U.S. Proposes Deep Cuts to Some Drug Payments Under Medicare

Updated on
  • Changes would impact drugs reimbrused under 340B program
  • Trump administration has promised to tackle drug costs


Photographer:Martin Leissl/Bloomberg

The U.S. Medicare program on Thursday proposed deep cuts to how much it reimburses hospitals to buy drugs under a policy that gives some health facilities access to cheaper medicines.

The proposal, released today by the Centers for Medicare and Medicaid Services, would change the rate paid to hospitals for drugs under what’s known as the 340B program. The  program gives hospitals who serve many poor patients access to deep discounts on some drugs. The new proposal would significantly cut the payments hospitals receive for those medications.

“Medicare would essentially be clawing back most of the discount from hospitals, (without any impact to payment made to drug manufacturers),” Michael Newshel, an analyst with Evercore ISI, said in a note to clients.

Senior Savings

While the proposal would affect about half of all U.S. hospitals, for-profit chains such as Tenet Healthcare Corp. and HCA Healthcare Inc. wouldn’t feel any impact, because they don’t qualify for the discount program, Newshel said.

“Today’s announcement is a significant step toward fulfilling President Trump’s promise to address rising drug prices,” Health and Human Services Secretary Tom Price said in a statement. “Medicare would pay hospitals for drugs purchased through the 340B discount program at a price more consistent with the actual cost hospitals and other providers pay to acquire those drugs.
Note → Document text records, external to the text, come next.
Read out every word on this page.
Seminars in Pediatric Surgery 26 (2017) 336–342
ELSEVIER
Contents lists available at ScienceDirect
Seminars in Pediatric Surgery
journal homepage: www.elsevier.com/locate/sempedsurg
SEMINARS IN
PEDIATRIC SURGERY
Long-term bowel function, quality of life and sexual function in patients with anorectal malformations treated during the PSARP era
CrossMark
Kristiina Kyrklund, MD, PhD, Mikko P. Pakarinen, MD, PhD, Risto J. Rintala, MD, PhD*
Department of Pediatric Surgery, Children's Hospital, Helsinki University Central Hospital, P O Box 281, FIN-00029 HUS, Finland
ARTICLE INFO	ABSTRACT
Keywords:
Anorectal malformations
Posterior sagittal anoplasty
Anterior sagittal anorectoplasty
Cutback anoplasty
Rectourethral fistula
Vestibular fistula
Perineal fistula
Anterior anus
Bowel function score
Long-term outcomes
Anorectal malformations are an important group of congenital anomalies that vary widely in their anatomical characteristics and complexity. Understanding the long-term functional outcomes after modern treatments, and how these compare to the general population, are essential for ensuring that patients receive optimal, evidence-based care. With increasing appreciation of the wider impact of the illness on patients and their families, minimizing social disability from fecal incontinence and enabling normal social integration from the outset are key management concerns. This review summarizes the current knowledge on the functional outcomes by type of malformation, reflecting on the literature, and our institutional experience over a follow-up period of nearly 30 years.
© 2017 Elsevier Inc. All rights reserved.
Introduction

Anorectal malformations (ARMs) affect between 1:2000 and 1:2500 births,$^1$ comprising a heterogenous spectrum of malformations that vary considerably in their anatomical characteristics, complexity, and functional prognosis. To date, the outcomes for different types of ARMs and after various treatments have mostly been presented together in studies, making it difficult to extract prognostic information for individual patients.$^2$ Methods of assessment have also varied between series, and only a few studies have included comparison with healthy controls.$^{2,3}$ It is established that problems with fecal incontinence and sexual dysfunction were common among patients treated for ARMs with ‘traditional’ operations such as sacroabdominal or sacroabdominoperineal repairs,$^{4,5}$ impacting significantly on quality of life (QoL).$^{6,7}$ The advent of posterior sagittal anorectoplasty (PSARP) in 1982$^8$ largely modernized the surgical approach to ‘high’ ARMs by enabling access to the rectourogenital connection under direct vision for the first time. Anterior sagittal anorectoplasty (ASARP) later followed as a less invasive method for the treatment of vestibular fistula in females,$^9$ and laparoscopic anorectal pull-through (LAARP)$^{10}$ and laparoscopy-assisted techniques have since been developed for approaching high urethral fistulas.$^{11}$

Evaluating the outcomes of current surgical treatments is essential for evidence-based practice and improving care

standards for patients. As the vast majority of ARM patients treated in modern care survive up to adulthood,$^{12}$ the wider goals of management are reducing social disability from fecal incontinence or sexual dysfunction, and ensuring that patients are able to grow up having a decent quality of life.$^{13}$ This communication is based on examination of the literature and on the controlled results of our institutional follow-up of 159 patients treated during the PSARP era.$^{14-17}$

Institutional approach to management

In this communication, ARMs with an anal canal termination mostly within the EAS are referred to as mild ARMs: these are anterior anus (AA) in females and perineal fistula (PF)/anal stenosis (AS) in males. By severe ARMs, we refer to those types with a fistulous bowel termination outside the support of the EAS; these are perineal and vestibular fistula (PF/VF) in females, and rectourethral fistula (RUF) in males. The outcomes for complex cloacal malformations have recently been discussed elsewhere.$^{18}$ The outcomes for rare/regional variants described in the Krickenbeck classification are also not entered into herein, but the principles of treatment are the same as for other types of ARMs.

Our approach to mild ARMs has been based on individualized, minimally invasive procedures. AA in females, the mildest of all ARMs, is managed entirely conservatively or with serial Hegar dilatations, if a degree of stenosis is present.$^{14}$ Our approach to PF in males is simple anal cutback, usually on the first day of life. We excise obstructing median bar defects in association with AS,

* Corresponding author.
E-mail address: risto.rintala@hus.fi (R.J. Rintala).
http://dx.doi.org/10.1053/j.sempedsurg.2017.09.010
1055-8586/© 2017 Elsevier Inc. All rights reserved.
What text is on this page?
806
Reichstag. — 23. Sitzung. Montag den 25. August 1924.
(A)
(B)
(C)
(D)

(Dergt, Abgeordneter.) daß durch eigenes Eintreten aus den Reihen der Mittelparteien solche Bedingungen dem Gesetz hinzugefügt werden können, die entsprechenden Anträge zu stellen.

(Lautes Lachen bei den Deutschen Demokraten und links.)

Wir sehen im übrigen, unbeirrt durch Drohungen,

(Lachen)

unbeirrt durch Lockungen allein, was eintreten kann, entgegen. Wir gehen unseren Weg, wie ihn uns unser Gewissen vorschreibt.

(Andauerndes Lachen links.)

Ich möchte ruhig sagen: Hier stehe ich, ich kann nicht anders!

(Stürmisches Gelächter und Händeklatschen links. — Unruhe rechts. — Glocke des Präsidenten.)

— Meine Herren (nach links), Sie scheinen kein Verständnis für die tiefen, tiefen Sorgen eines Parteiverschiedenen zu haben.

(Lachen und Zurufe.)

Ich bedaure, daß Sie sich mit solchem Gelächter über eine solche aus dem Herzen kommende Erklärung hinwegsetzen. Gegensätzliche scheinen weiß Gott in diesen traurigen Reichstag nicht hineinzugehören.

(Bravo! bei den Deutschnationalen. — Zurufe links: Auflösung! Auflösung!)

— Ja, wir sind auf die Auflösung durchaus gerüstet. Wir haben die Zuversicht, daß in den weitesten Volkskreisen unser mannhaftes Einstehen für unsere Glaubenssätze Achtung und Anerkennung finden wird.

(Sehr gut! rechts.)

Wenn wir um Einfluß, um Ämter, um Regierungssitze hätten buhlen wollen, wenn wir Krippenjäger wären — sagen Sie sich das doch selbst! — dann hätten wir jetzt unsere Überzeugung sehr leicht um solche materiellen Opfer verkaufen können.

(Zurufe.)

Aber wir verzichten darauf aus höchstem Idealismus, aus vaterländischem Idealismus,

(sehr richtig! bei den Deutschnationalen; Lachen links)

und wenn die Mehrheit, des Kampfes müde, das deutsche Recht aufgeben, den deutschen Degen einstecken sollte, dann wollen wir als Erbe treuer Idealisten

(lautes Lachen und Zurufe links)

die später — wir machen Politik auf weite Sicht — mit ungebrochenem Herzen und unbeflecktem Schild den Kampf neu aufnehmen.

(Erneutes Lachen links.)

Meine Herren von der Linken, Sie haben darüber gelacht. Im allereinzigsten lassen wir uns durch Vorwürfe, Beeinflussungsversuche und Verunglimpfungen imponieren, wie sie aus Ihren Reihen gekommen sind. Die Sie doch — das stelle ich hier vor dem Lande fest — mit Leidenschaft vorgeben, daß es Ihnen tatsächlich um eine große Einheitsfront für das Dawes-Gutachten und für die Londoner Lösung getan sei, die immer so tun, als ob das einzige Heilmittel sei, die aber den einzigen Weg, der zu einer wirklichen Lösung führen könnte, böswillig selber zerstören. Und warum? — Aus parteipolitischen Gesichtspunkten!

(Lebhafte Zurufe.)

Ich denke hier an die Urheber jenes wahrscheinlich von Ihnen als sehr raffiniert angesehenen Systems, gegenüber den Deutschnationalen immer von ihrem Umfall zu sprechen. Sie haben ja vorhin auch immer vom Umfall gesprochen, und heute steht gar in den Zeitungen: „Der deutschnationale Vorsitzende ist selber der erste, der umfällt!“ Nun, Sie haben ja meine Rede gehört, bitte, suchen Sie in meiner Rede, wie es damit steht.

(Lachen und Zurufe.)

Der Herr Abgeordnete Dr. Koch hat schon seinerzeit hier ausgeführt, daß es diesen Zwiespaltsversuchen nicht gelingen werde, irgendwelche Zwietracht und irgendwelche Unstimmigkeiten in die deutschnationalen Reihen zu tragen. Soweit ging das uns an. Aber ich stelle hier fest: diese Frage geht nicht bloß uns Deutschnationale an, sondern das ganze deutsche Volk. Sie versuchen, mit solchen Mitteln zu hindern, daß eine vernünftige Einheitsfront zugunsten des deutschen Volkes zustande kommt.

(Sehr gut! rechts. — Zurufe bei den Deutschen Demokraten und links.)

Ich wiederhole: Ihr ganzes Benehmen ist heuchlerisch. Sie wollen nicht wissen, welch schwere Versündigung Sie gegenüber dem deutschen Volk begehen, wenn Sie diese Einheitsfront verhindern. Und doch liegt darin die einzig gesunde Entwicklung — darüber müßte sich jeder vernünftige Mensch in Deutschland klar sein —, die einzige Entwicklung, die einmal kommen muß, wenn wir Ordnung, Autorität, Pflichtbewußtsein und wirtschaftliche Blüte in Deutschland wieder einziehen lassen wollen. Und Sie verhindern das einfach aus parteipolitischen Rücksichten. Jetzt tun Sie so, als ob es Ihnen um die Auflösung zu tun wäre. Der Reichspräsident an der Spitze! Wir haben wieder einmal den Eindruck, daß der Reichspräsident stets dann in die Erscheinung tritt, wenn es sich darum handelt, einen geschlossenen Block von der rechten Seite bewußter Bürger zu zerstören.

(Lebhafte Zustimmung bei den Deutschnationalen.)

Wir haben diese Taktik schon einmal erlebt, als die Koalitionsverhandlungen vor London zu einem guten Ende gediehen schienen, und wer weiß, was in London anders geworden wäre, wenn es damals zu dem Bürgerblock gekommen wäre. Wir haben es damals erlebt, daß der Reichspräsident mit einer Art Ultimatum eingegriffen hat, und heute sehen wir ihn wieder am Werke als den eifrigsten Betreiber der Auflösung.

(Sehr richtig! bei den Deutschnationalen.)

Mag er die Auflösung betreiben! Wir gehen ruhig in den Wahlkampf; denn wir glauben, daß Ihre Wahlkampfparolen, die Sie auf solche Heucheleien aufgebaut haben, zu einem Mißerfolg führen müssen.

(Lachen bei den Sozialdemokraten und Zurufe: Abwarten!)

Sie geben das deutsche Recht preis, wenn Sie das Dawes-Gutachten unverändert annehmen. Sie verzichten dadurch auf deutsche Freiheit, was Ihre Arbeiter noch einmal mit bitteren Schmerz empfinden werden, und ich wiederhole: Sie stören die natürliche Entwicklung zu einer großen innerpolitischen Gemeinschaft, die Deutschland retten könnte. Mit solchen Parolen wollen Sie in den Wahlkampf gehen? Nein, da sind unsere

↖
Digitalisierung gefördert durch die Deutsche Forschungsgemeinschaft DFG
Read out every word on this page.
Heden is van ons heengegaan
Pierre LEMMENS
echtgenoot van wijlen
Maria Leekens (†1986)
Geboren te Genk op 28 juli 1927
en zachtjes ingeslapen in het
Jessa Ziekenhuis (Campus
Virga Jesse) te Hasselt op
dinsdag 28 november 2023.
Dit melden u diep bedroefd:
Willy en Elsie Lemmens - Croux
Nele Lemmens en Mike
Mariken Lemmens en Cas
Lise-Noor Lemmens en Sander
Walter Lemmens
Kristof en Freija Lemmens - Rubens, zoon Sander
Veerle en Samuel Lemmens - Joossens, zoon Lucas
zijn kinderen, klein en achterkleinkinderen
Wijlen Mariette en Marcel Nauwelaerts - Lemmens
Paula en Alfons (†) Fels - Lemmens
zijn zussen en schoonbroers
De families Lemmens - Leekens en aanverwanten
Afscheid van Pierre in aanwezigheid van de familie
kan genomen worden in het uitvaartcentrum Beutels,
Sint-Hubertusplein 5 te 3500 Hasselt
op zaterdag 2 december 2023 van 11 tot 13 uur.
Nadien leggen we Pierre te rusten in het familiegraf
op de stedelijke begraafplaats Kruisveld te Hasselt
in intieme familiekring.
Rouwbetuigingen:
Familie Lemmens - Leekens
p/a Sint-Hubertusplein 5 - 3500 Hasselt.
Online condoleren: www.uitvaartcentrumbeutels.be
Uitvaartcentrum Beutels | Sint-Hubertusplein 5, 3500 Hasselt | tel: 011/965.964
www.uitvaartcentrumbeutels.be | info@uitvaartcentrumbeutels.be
Seniors would see those savings passed on to them in the form of lower copays.”

The changes would cut seniors’ drug costs in Medicare by $180 million a year, Price said.

Currently, hospitals are reimbursed for the drugs at their average sales price, plus 6 percent. The proposed rule would pay average sales price, minus 22.5 percent. The proposal would selectively hurt hospitals serving the poor, said Tom Nickels, executive vice president of the American Hospital Association.

“It is unclear why the administration would choose to punitively target 340B safety-net hospitals serving vulnerable patients, including those in rural areas, rather than addressing the real issue: the skyrocketing cost of pharmaceuticals,” he said in a statement.

The government said it would look at whether there should be exceptions to the new proposed rates, according to a fact sheet describing the program.

— With assistance by Zachary Tracer

(Adds comments from analyst and hospital association starting in third paragraph.)